Parallelism in Sequential Functional Languages
Guy Blelloch and John Greiner
Proceedings of the Symposium on Functional Programming and Computer
Architecture. June, 1995.
This paper formally studies the question of how much parallelism is
available in call-by-value functional languages with no parallel
extensions (i.e., the functional subsets of ML or Scheme). In
particular we are interested in placing bounds on how much parallelism
is available for various problems. To do this we introduce a
complexity model, the PAL, based on the call-by-value lambda-calculus.
The model is defined in terms of a profiling semantics and measures
complexity in terms of the total work and the parallel depth of a
computation. We describe a simulation of the A-PAL (the PAL extended
with arithmetic operations) on various parallel machine models,
including the butterfly, hypercube, and PRAM models and prove
simulation bounds.
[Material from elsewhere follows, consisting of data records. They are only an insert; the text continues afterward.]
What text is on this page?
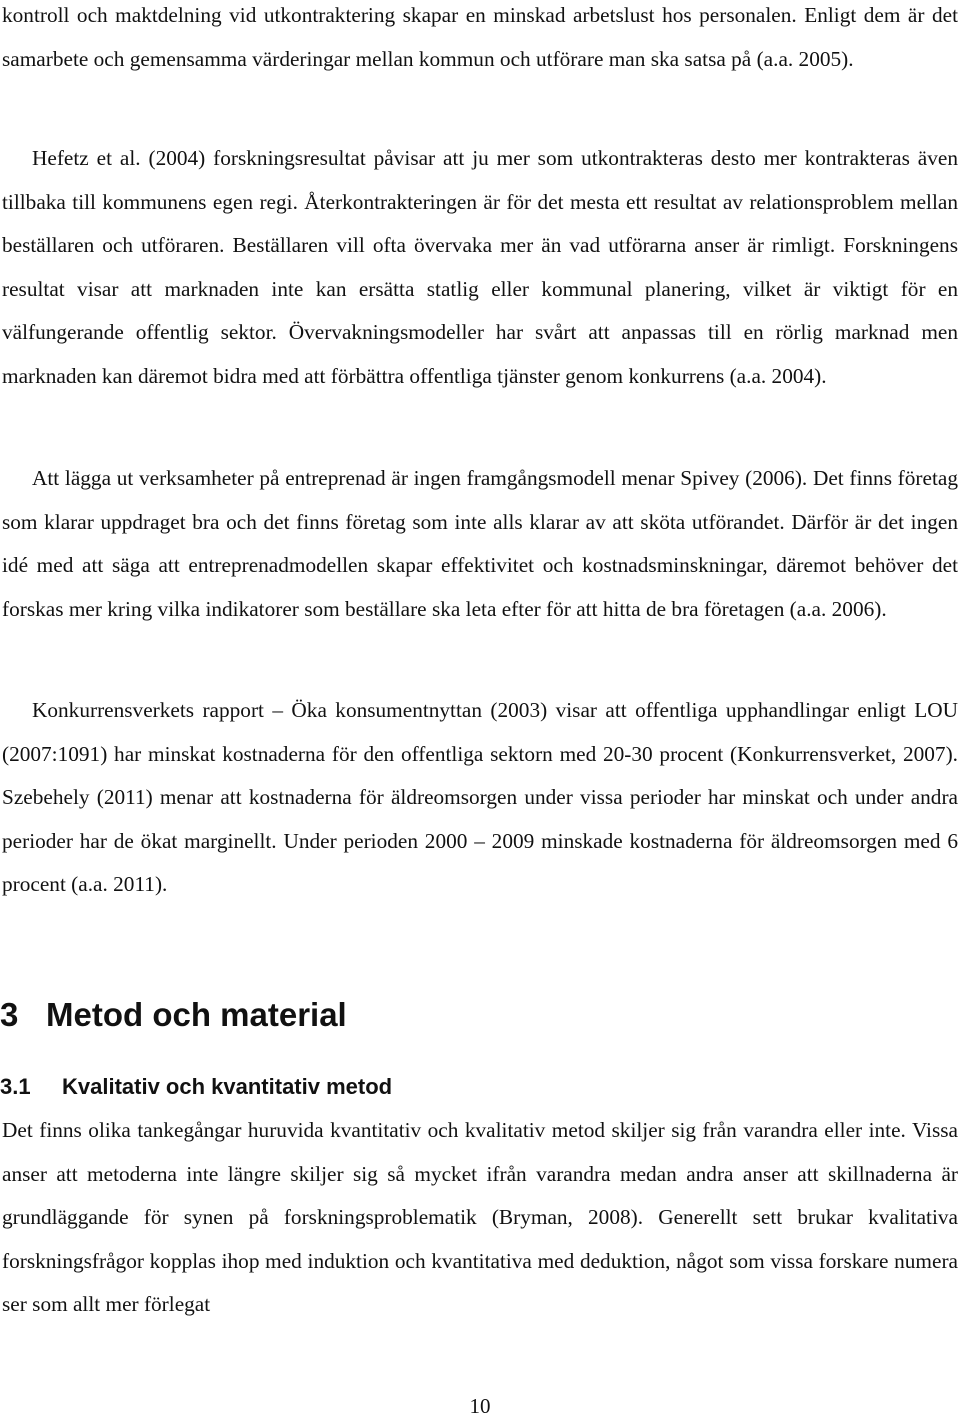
kontroll och maktdelning vid utkontraktering skapar en minskad arbetslust hos personalen. Enligt dem är det samarbete och gemensamma värderingar mellan kommun och utförare man ska satsa på (a.a. 2005).

Hefetz et al. (2004) forskningsresultat påvisar att ju mer som utkontrakteras desto mer kontrakteras även tillbaka till kommunens egen regi. Återkontrakteringen är för det mesta ett resultat av relationsproblem mellan beställaren och utföraren. Beställaren vill ofta övervaka mer än vad utförarna anser är rimligt. Forskningens resultat visar att marknaden inte kan ersätta statlig eller kommunal planering, vilket är viktigt för en välfungerande offentlig sektor. Övervakningsmodeller har svårt att anpassas till en rörlig marknad men marknaden kan däremot bidra med att förbättra offentliga tjänster genom konkurrens (a.a. 2004).

Att lägga ut verksamheter på entreprenad är ingen framgångsmodell menar Spivey (2006). Det finns företag som klarar uppdraget bra och det finns företag som inte alls klarar av att sköta utförandet. Därför är det ingen idé med att säga att entreprenadmodellen skapar effektivitet och kostnadsminskningar, däremot behöver det forskas mer kring vilka indikatorer som beställare ska leta efter för att hitta de bra företagen (a.a. 2006).

Konkurrensverkets rapport – Öka konsumentnyttan (2003) visar att offentliga upphandlingar enligt LOU (2007:1091) har minskat kostnaderna för den offentliga sektorn med 20-30 procent (Konkurrensverket, 2007). Szebehely (2011) menar att kostnaderna för äldreomsorgen under vissa perioder har minskat och under andra perioder har de ökat marginellt. Under perioden 2000 – 2009 minskade kostnaderna för äldreomsorgen med 6 procent (a.a. 2011).

3 Metod och material
3.1 Kvalitativ och kvantitativ metod

Det finns olika tankegångar huruvida kvantitativ och kvalitativ metod skiljer sig från varandra eller inte. Vissa anser att metoderna inte längre skiljer sig så mycket ifrån varandra medan andra anser att skillnaderna är grundläggande för synen på forskningsproblematik (Bryman, 2008). Generellt sett brukar kvalitativa forskningsfrågor kopplas ihop med induktion och kvantitativa med deduktion, något som vissa forskare numera ser som allt mer förlegat

10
In particular the simulations are work-efficient
(the processor-time product on the machines is within a constant
factor of the work on the A-PAL), and for P processors the slowdown
(time on the machines divided by depth on the A-PAL) is proportional
to at most O(log P). We also prove bounds for simulating the PRAM on
the A-PAL.
Based on the model, we describe and analyze tree-based versions of
quicksort and mergesort. We show that for an input of size n these
algorithms run on the A-PAL model with O(n log n) work and O(log^2 n)
depth (expected case for quicksort).